Schwarzenegger, who took over for the President this past season, informed NBC that he will not continue in the lead role.

“I loved every second of working with NBC and (series creator) Mark Burnett,” Schwarzenegger said in a statement. “Everyone — from the celebrities to the crew to the marketing department — was a straight 10, and I would absolutely work with all of them again on a show that doesn’t have this baggage.”

That “baggage,” he emphasized in an interview with Empire magazine, is the show’s continued association with Trump, who retains an executive producer credit.

“Even if asked (to do it again) I would decline,” Schwarzenegger told the magazine. “With Trump being involved in the show, people have a bad taste and don’t want to participate as a spectator or as a sponsor or in any other way support the show. It’s a very divisive period now and I think this show got caught up in all that division.”
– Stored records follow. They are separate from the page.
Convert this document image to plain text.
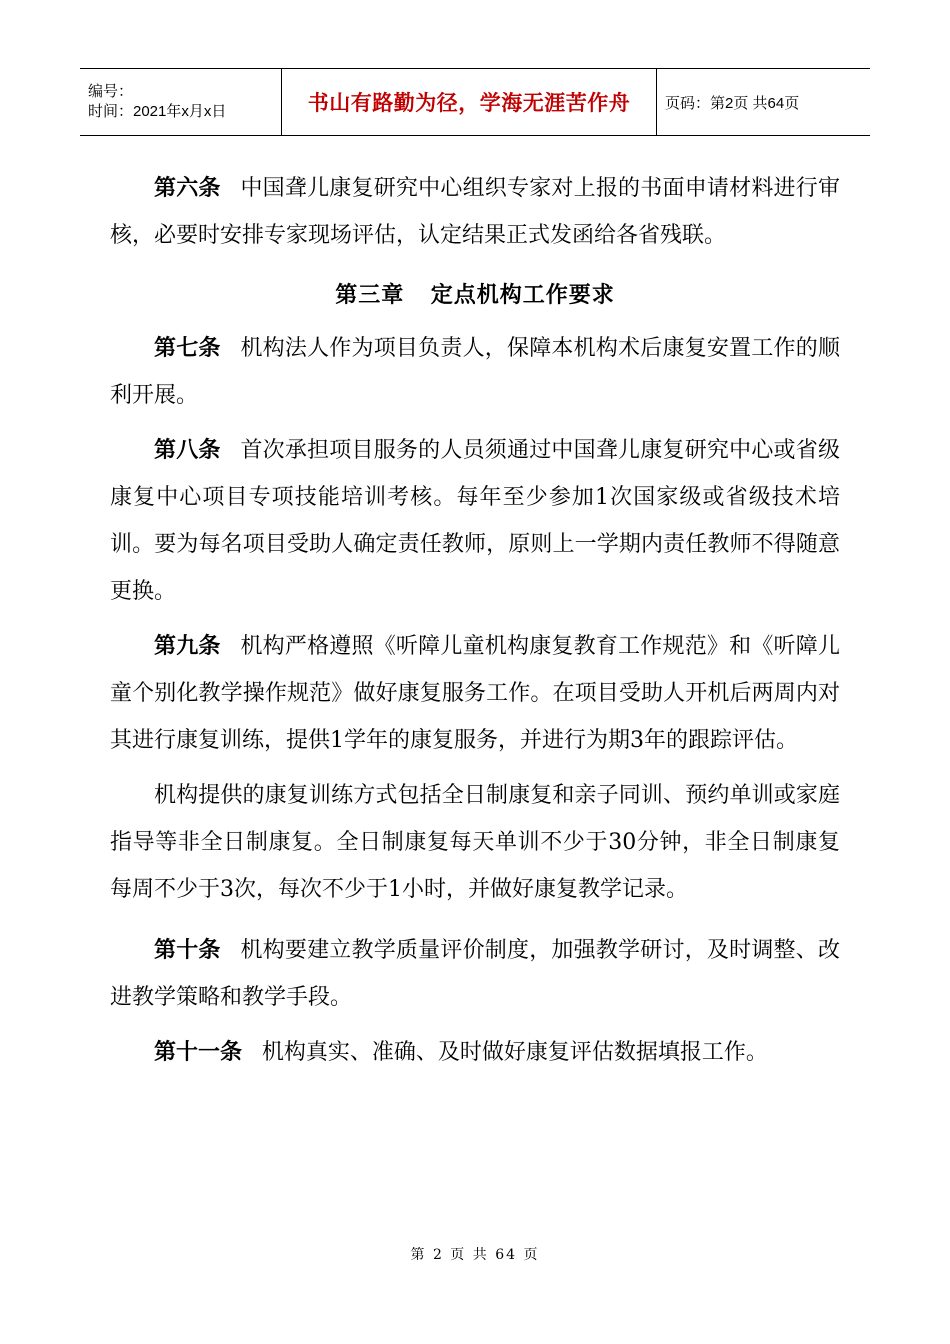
编号：
时间：2021年x月x日	书山有路勤为径，学海无涯苦作舟	页码：第2页 共64页

第六条 中国聋儿康复研究中心组织专家对上报的书面申请材料进行审核，必要时安排专家现场评估，认定结果正式发函给各省残联。

第三章 定点机构工作要求

第七条 机构法人作为项目负责人，保障本机构术后康复安置工作的顺利开展。

第八条 首次承担项目服务的人员须通过中国聋儿康复研究中心或省级康复中心项目专项技能培训考核。每年至少参加1次国家级或省级技术培训。要为每名项目受助人确定责任教师，原则上一学期内责任教师不得随意更换。

第九条 机构严格遵照《听障儿童机构康复教育工作规范》和《听障儿童个别化教学操作规范》做好康复服务工作。在项目受助人开机后两周内对其进行康复训练，提供1学年的康复服务，并进行为期3年的跟踪评估。

机构提供的康复训练方式包括全日制康复和亲子同训、预约单训或家庭指导等非全日制康复。全日制康复每天单训不少于30分钟，非全日制康复每周不少于3次，每次不少于1小时，并做好康复教学记录。

第十条 机构要建立教学质量评价制度，加强教学研讨，及时调整、改进教学策略和教学手段。

第十一条 机构真实、准确、及时做好康复评估数据填报工作。

第 2 页 共 64 页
It’s not clear whether NBC would have continued with “The Celebrity Apprentice”  anyway — with or without the former California governor. Ratings for the show, which completed its 15th season last month, have plunged — a fact that President Trump took delight in pointing out during a feisty feud with Schwarzenegger.

After the season premiere — two weeks before his inauguration — Trump tweeted: “Wow, the ratings are in and Arnold Schwarzenegger got ‘swamped’ (or destroyed) by comparison to the ratings machine, DJT. So much for being a movie star …”

Later, at the National Prayer Breakfast, Trump asked attendees to “pray for Arnold” because of the low ratings. Schwarzenegger fired back on social media, suggesting that the two men switch jobs, with the president returning to TV “because you’re such an expert in ratings” and Schwarzenegger taking over the White House so that “people can finally sleep comfortably again.”

Schwarzenegger was hired as the “CEO” of the reality franchise in September 2015, just a few months after NBC announced it was severing business ties with Trump in the wake of controversial comments he made about Mexican immigrants. Before the new season premiered, it was revealed that Trump still held an executive producer title — a fact that caused a minor uproar among critics.

In his magazine interview, Schwarzenegger said, “When people found out that Trump was still involved as executive producer and was still receiving money from the show, then half the people started boycotting it.”

“The Apprentice” premiered in 2004 to 18.5 million viewers and was a major hit on NBC for years. But even under Trump, the ratings had been in steady decline. The final season with Trump drew an average of only 6.5 million. Schwarzenegger’s debut season drew an average audience of 4.9 million.